Blair has posted the June 2014 Tool Newsletter on Toolband this morning, and it’s a reasonably short one. It doesn’t really hint at much, except for that Tool continue to work on new material:
Be prepared for lots of problems as MERCURY GOES RETROGRADE UNTIL… JULY 1. So, if your cell phone call drops out in the canyon… If your order from the shopping bazaar is the wrong shirt size… If your Bic won’t spark that blunt after only 2,999 flicks… If your VHS tape of “The Eighteen Year Old SchoolGirls” suddenly has a faulty end-of-tape detection mechanism… If the Cheetos nubs in the bag are smaller than usual… If your car battery goes dead (and there’s no alien spaceship that sounds like a broken lawnmower nearby)… If they get your order wrong at the Jack-In-The-Box drive-thru… If your cochlear neural interface implant goes on the fritz… If the commercials are louder than the television show that your watching… If you get bitten by a black widow spider after falling onto the floor after being hit between the eyes by popped champagne cork… YOU NOW KNOW WHAT TO BLAME.

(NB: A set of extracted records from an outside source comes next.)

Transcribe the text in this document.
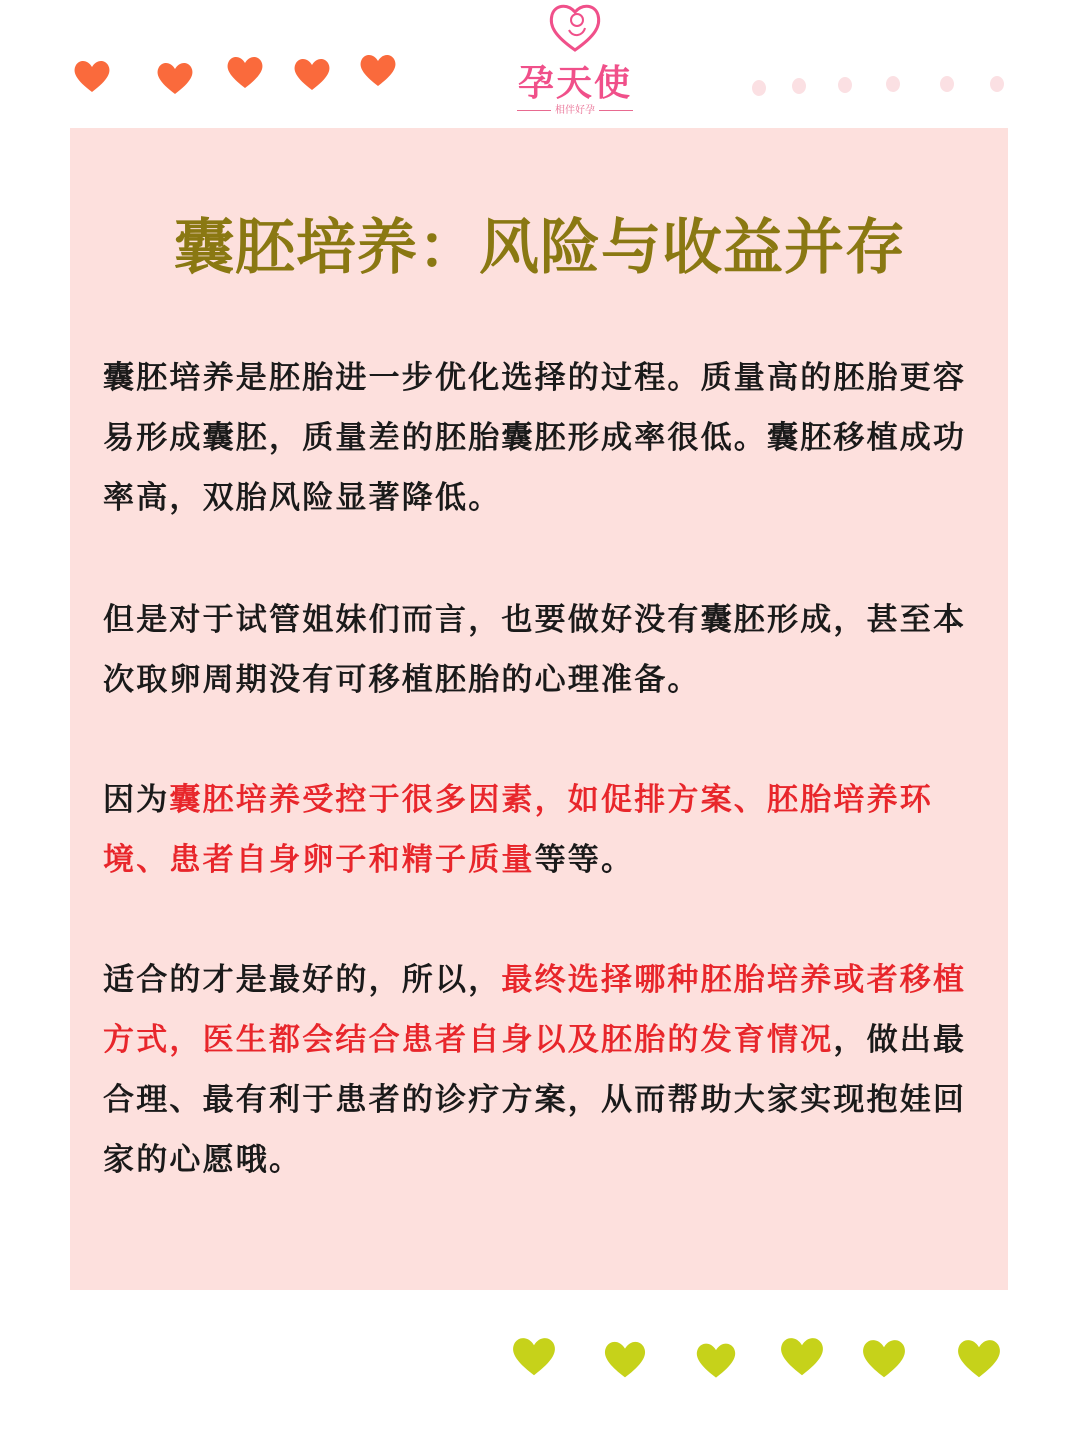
孕天使
相伴好孕
囊胚培养：风险与收益并存
囊胚培养是胚胎进一步优化选择的过程。质量高的胚胎更容易形成囊胚，质量差的胚胎囊胚形成率很低。囊胚移植成功率高，双胎风险显著降低。
但是对于试管姐妹们而言，也要做好没有囊胚形成，甚至本次取卵周期没有可移植胚胎的心理准备。
因为囊胚培养受控于很多因素，如促排方案、胚胎培养环境、患者自身卵子和精子质量等等。
适合的才是最好的，所以，最终选择哪种胚胎培养或者移植方式，医生都会结合患者自身以及胚胎的发育情况，做出最合理、最有利于患者的诊疗方案，从而帮助大家实现抱娃回家的心愿哦。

Also, if you are currently working on ANY creative project, you should probably stop until after July 1… Unless, of course, you are in a band called TOOL, and busy working on material for a new record. If this is the case, back up your hard drive… and go with the flow!
Not sure if this suggests something is happening on July 1st, or if Tool are on a break until then (hopefully not). Not sure if the Happy Trails backwards at the end means something. Either way, have a good June!